Tomatoes require a little more work.  One recommended approach to saving tomato seeds is to scoop them into a jar with the gel that surrounds them, add water, and swirl the mixture daily.  After about 5 days, the seeds will have settled to the bottom so that you can pour off the liquid, rinse the seeds, and spread them on paper towels to dry.

Finally, don’t forget that seeds need to be stored in a cool, dry environment to maintain viability.  The best container is a glass jar that can be sealed tightly.  Multiple seed packets can be put in the same jar, and a desiccant (silica gel or a small amount of powdered milk wrapped in cheesecloth or a tissue) can be added to remove any moisture that may be remaining. The optimum temperature for seed storing is between 32 and 41 degrees, which makes the refrigerator an ideal choice.

Some Good Choices

Among fruits and vegetables, and as noted earlier, the seeds of tomatoes, peas, beans, and peppers are easily saved.  Because cucumbers, melons, squash, pumpkins, and corn are cross-pollinators, they are riskier to grow from saved seeds.  Biennial crops like carrots and beets are challenging, since they require two seasons to set seeds.

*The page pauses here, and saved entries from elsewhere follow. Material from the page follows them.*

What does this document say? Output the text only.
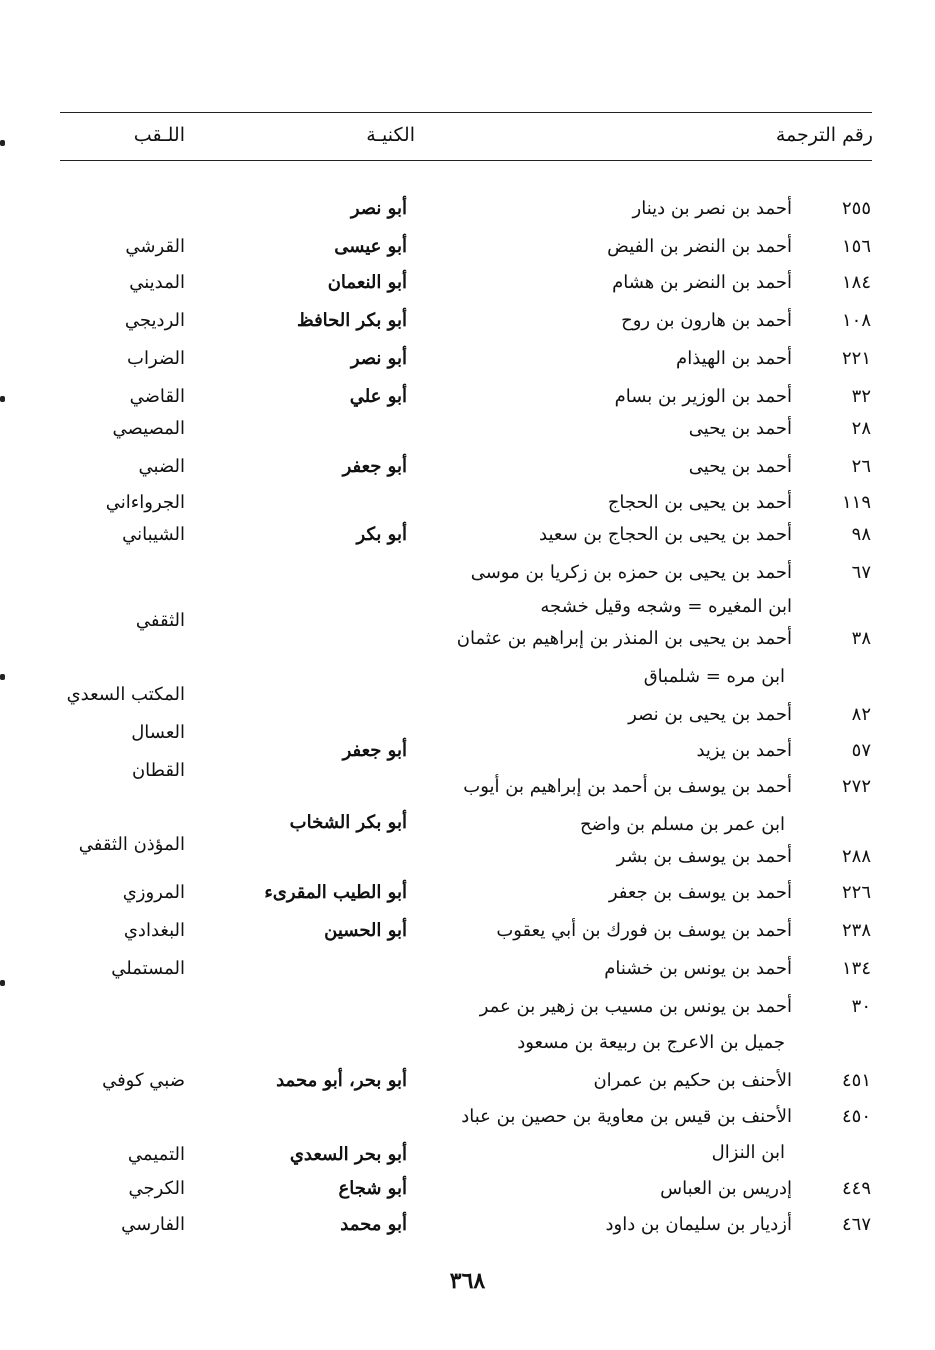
رقم الترجمة
الكنيـة
اللـقب
٢٥٥
أحمد بن نصر بن دينار
أبو نصر
١٥٦
أحمد بن النضر بن الفيض
أبو عيسى
القرشي
١٨٤
أحمد بن النضر بن هشام
أبو النعمان
المديني
١٠٨
أحمد بن هارون بن روح
أبو بكر الحافظ
الرديجي
٢٢١
أحمد بن الهيذام
أبو نصر
الضراب
٣٢
أحمد بن الوزير بن بسام
أبو علي
القاضي
٢٨
أحمد بن يحيى
المصيصي
٢٦
أحمد بن يحيى
أبو جعفر
الضبي
١١٩
أحمد بن يحيى بن الحجاج
الجرواءاني
٩٨
أحمد بن يحيى بن الحجاج بن سعيد
أبو بكر
الشيباني
٦٧
أحمد بن يحيى بن حمزه بن زكريا بن موسى
٣٨
أحمد بن يحيى بن المنذر بن إبراهيم بن عثمان
٨٢
أحمد بن يحيى بن نصر
٥٧
أحمد بن يزيد
أبو جعفر
٢٧٢
أحمد بن يوسف بن أحمد بن إبراهيم بن أيوب
٢٨٨
أحمد بن يوسف بن بشر
٢٢٦
أحمد بن يوسف بن جعفر
أبو الطيب المقرىء
المروزي
٢٣٨
أحمد بن يوسف بن فورك بن أبي يعقوب
أبو الحسين
البغدادي
١٣٤
أحمد بن يونس بن خشنام
المستملي
٣٠
أحمد بن يونس بن مسيب بن زهير بن عمر
٤٥١
الأحنف بن حكيم بن عمران
أبو بحر، أبو محمد
ضبي كوفي
٤٥٠
الأحنف بن قيس بن معاوية بن حصين بن عباد
٤٤٩
إدريس بن العباس
أبو شجاع
الكرجي
٤٦٧
أزديار بن سليمان بن داود
أبو محمد
الفارسي
ابن المغيره = وشجه وقيل خشجه
الثقفي
ابن مره = شلمباق
المكتب السعدي
العسال
القطان
أبو بكر الشخاب	ابن عمر بن مسلم بن واضح
المؤذن الثقفي
جميل بن الاعرج بن ربيعة بن مسعود
ابن النزال
أبو بحر السعدي
التميمي
٣٦٨
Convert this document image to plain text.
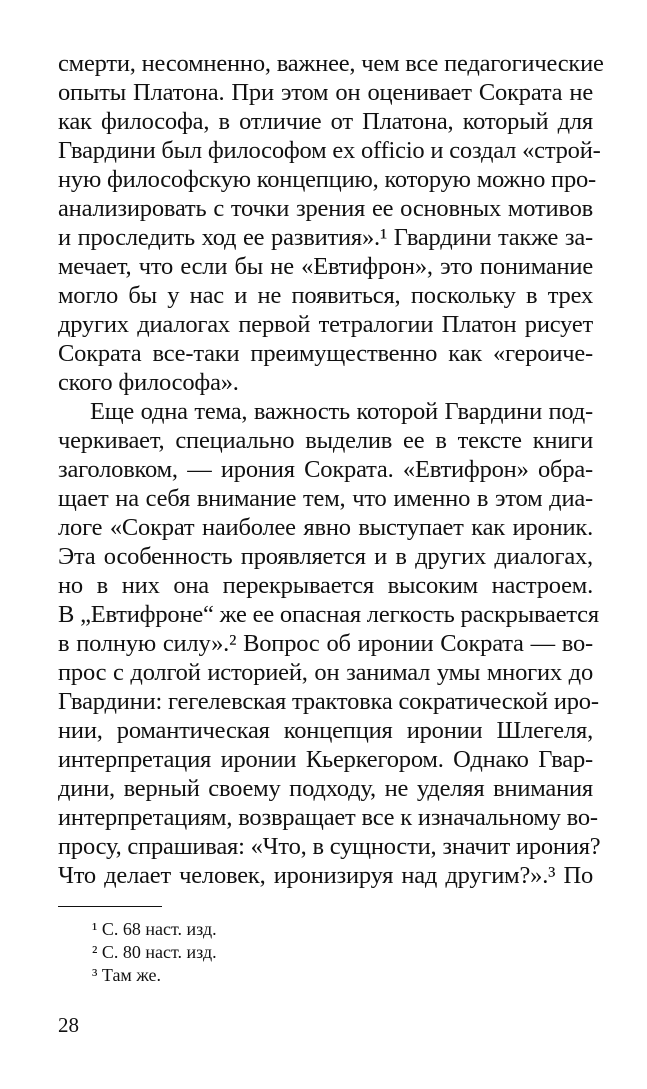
смерти, несомненно, важнее, чем все педагогические
опыты Платона. При этом он оценивает Сократа не
как философа, в отличие от Платона, который для
Гвардини был философом ex officio и создал «строй-
ную философскую концепцию, которую можно про-
анализировать с точки зрения ее основных мотивов
и проследить ход ее развития».¹ Гвардини также за-
мечает, что если бы не «Евтифрон», это понимание
могло бы у нас и не появиться, поскольку в трех
других диалогах первой тетралогии Платон рисует
Сократа все-таки преимущественно как «героиче-
ского философа».
Еще одна тема, важность которой Гвардини под-
черкивает, специально выделив ее в тексте книги
заголовком, — ирония Сократа. «Евтифрон» обра-
щает на себя внимание тем, что именно в этом диа-
логе «Сократ наиболее явно выступает как ироник.
Эта особенность проявляется и в других диалогах,
но в них она перекрывается высоким настроем.
В „Евтифроне“ же ее опасная легкость раскрывается
в полную силу».² Вопрос об иронии Сократа — во-
прос с долгой историей, он занимал умы многих до
Гвардини: гегелевская трактовка сократической иро-
нии, романтическая концепция иронии Шлегеля,
интерпретация иронии Кьеркегором. Однако Гвар-
дини, верный своему подходу, не уделяя внимания
интерпретациям, возвращает все к изначальному во-
просу, спрашивая: «Что, в сущности, значит ирония?
Что делает человек, иронизируя над другим?».³ По
¹ С. 68 наст. изд.
² С. 80 наст. изд.
³ Там же.
28
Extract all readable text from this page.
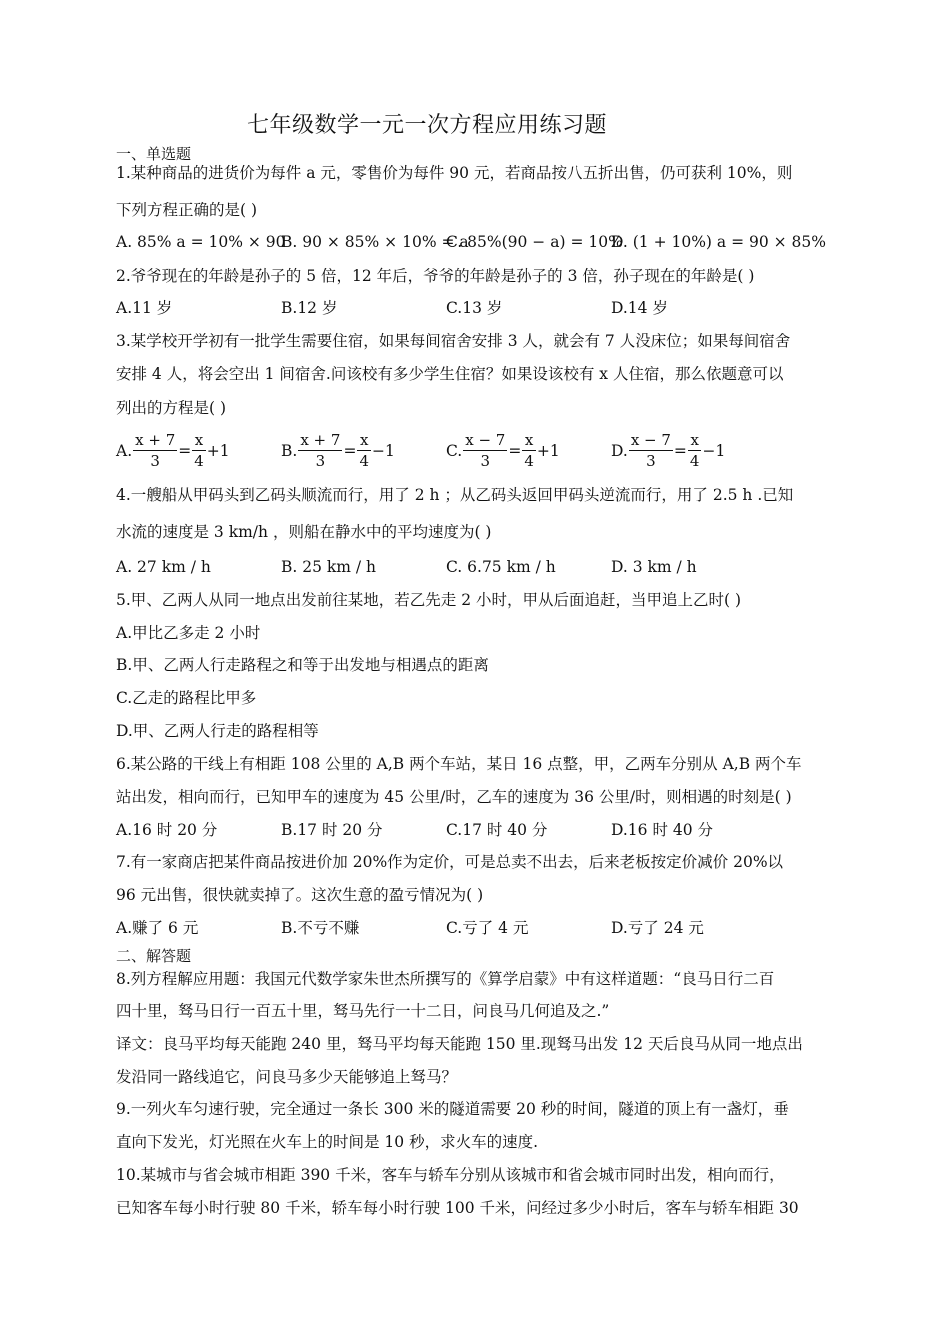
七年级数学一元一次方程应用练习题
一、单选题
1.某种商品的进货价为每件 a 元，零售价为每件 90 元，若商品按八五折出售，仍可获利 10%，则
下列方程正确的是( )
A. 85% a = 10% × 90
B. 90 × 85% × 10% = a
C. 85%(90 − a) = 10%
D. (1 + 10%) a = 90 × 85%
2.爷爷现在的年龄是孙子的 5 倍，12 年后，爷爷的年龄是孙子的 3 倍，孙子现在的年龄是( )
A.11 岁	B.12 岁	C.13 岁	D.14 岁
3.某学校开学初有一批学生需要住宿，如果每间宿舍安排 3 人，就会有 7 人没床位；如果每间宿舍
安排 4 人，将会空出 1 间宿舍.问该校有多少学生住宿？如果设该校有 x 人住宿，那么依题意可以
列出的方程是( )
A. $\frac{x + 7}{3} = \frac{x}{4} +1$	B. $\frac{x + 7}{3} = \frac{x}{4} -1$	C. $\frac{x - 7}{3} = \frac{x}{4} +1$	D. $\frac{x - 7}{3} = \frac{x}{4} -1$
4.一艘船从甲码头到乙码头顺流而行，用了 2 h ；从乙码头返回甲码头逆流而行，用了 2.5 h .已知
水流的速度是 3 km/h ，则船在静水中的平均速度为( )
A. 27 km / h	B. 25 km / h	C. 6.75 km / h	D. 3 km / h
5.甲、乙两人从同一地点出发前往某地，若乙先走 2 小时，甲从后面追赶，当甲追上乙时( )
A.甲比乙多走 2 小时
B.甲、乙两人行走路程之和等于出发地与相遇点的距离
C.乙走的路程比甲多
D.甲、乙两人行走的路程相等
6.某公路的干线上有相距 108 公里的 A,B 两个车站，某日 16 点整，甲，乙两车分别从 A,B 两个车
站出发，相向而行，已知甲车的速度为 45 公里/时，乙车的速度为 36 公里/时，则相遇的时刻是( )
A.16 时 20 分	B.17 时 20 分	C.17 时 40 分	D.16 时 40 分
7.有一家商店把某件商品按进价加 20%作为定价，可是总卖不出去，后来老板按定价减价 20%以
96 元出售，很快就卖掉了。这次生意的盈亏情况为( )
A.赚了 6 元	B.不亏不赚	C.亏了 4 元	D.亏了 24 元
二、解答题
8.列方程解应用题：我国元代数学家朱世杰所撰写的《算学启蒙》中有这样道题：“良马日行二百
四十里，驽马日行一百五十里，驽马先行一十二日，问良马几何追及之.”
译文：良马平均每天能跑 240 里，驽马平均每天能跑 150 里.现驽马出发 12 天后良马从同一地点出
发沿同一路线追它，问良马多少天能够追上驽马？
9.一列火车匀速行驶，完全通过一条长 300 米的隧道需要 20 秒的时间，隧道的顶上有一盏灯，垂
直向下发光，灯光照在火车上的时间是 10 秒，求火车的速度.
10.某城市与省会城市相距 390 千米，客车与轿车分别从该城市和省会城市同时出发，相向而行，
已知客车每小时行驶 80 千米，轿车每小时行驶 100 千米，问经过多少小时后，客车与轿车相距 30
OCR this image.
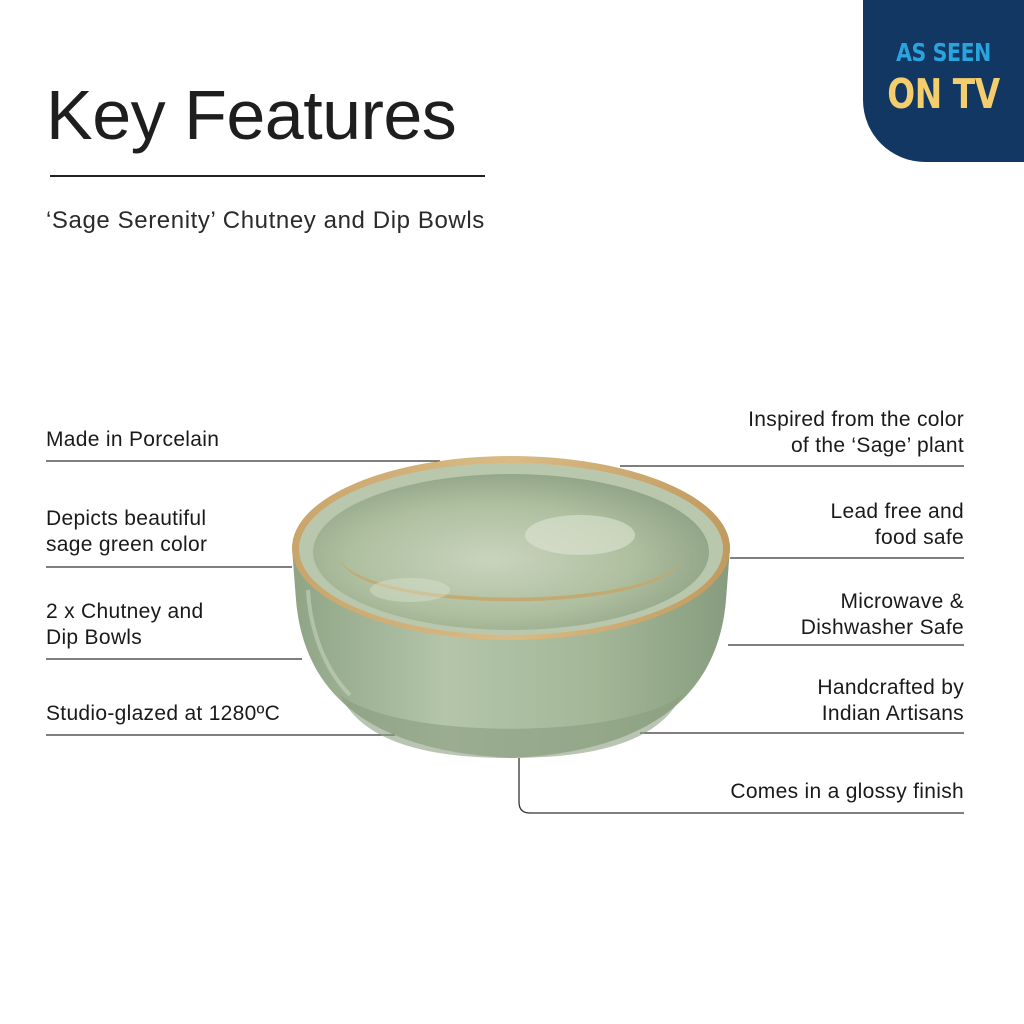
Key Features
‘Sage Serenity’ Chutney and Dip Bowls
AS SEEN
ON TV
Made in Porcelain
Depicts beautiful
sage green color
2 x Chutney and
Dip Bowls
Studio-glazed at 1280ºC
Inspired from the color
of the ‘Sage’ plant
Lead free and
food safe
Microwave &
Dishwasher Safe
Handcrafted by
Indian Artisans
Comes in a glossy finish
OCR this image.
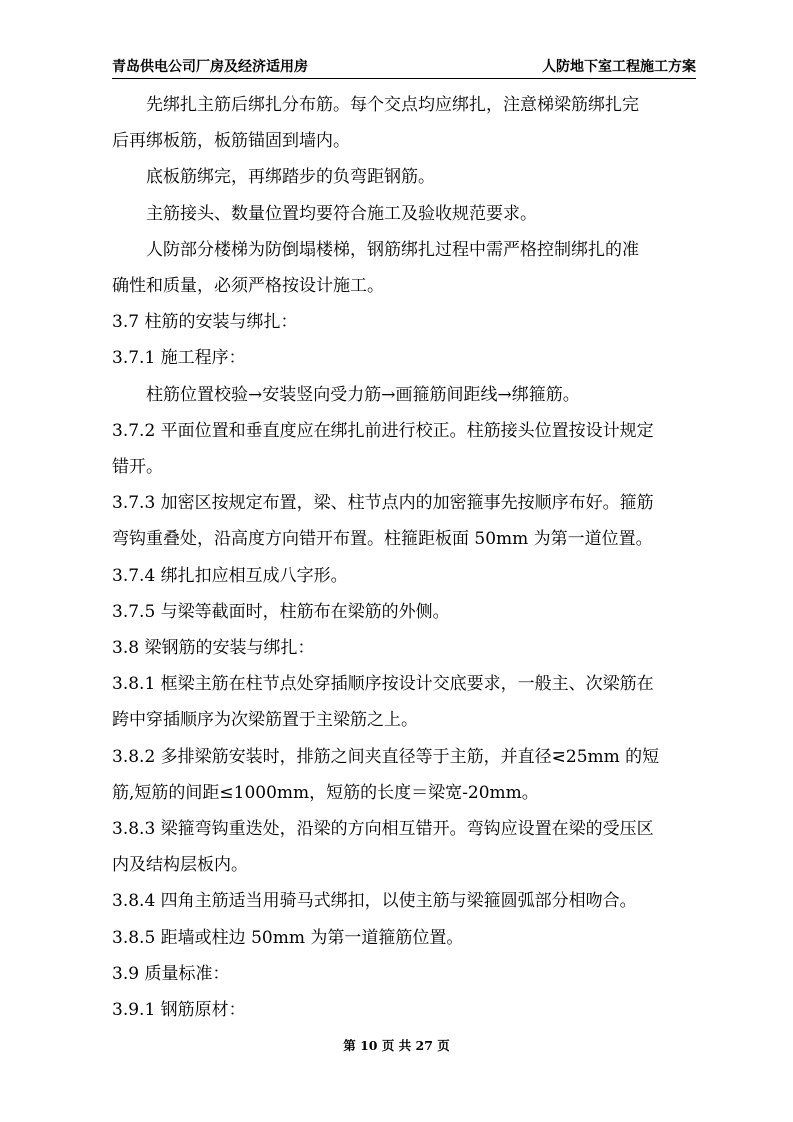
青岛供电公司厂房及经济适用房	人防地下室工程施工方案
先绑扎主筋后绑扎分布筋。每个交点均应绑扎，注意梯梁筋绑扎完
后再绑板筋，板筋锚固到墙内。
底板筋绑完，再绑踏步的负弯距钢筋。
主筋接头、数量位置均要符合施工及验收规范要求。
人防部分楼梯为防倒塌楼梯，钢筋绑扎过程中需严格控制绑扎的准
确性和质量，必须严格按设计施工。
3.7 柱筋的安装与绑扎：
3.7.1 施工程序：
柱筋位置校验→安装竖向受力筋→画箍筋间距线→绑箍筋。
3.7.2 平面位置和垂直度应在绑扎前进行校正。柱筋接头位置按设计规定
错开。
3.7.3 加密区按规定布置，梁、柱节点内的加密箍事先按顺序布好。箍筋
弯钩重叠处，沿高度方向错开布置。柱箍距板面 50mm 为第一道位置。
3.7.4 绑扎扣应相互成八字形。
3.7.5 与梁等截面时，柱筋布在梁筋的外侧。
3.8 梁钢筋的安装与绑扎：
3.8.1 框梁主筋在柱节点处穿插顺序按设计交底要求，一般主、次梁筋在
跨中穿插顺序为次梁筋置于主梁筋之上。
3.8.2 多排梁筋安装时，排筋之间夹直径等于主筋，并直径⋜25mm 的短
筋,短筋的间距≤1000mm，短筋的长度＝梁宽-20mm。
3.8.3 梁箍弯钩重迭处，沿梁的方向相互错开。弯钩应设置在梁的受压区
内及结构层板内。
3.8.4 四角主筋适当用骑马式绑扣，以使主筋与梁箍圆弧部分相吻合。
3.8.5 距墙或柱边 50mm 为第一道箍筋位置。
3.9 质量标准：
3.9.1 钢筋原材：
第 10 页 共 27 页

Many annual flowers also make seed saving easy.  Again, sunflowers, hollyhocks, and marigolds are especially easy because the seeds are so visible and easily handled.  Others that work well are coreopsis, bachelor’s buttons, verbena, zinnias, and cleome, many of which will readily self-seed in your garden if left to their own devices.

As for perennials, it will take several years for a seed-started plant to reach a mature enough stage to flower.  This is why many people prefer to grow perennials from divisions or cuttings.  However, nearly any plant can be grown from seed, so with a bit of patience, you can give just about anything a try, and success can be especially gratifying.

A Final Piece of Advice

Although many seeds are easily distinguished from each other, it can be hard to remember what specific plant produced the seeds you’ve saved without some labeling.  At the very least, write the name of the tomato or pepper variety on a packet of folded paper.  Better yet, write a few notes about time to maturity, spacing needs, height, etc.  Come spring, unless your memory is a whole lot better than mine, you’ll be glad you did!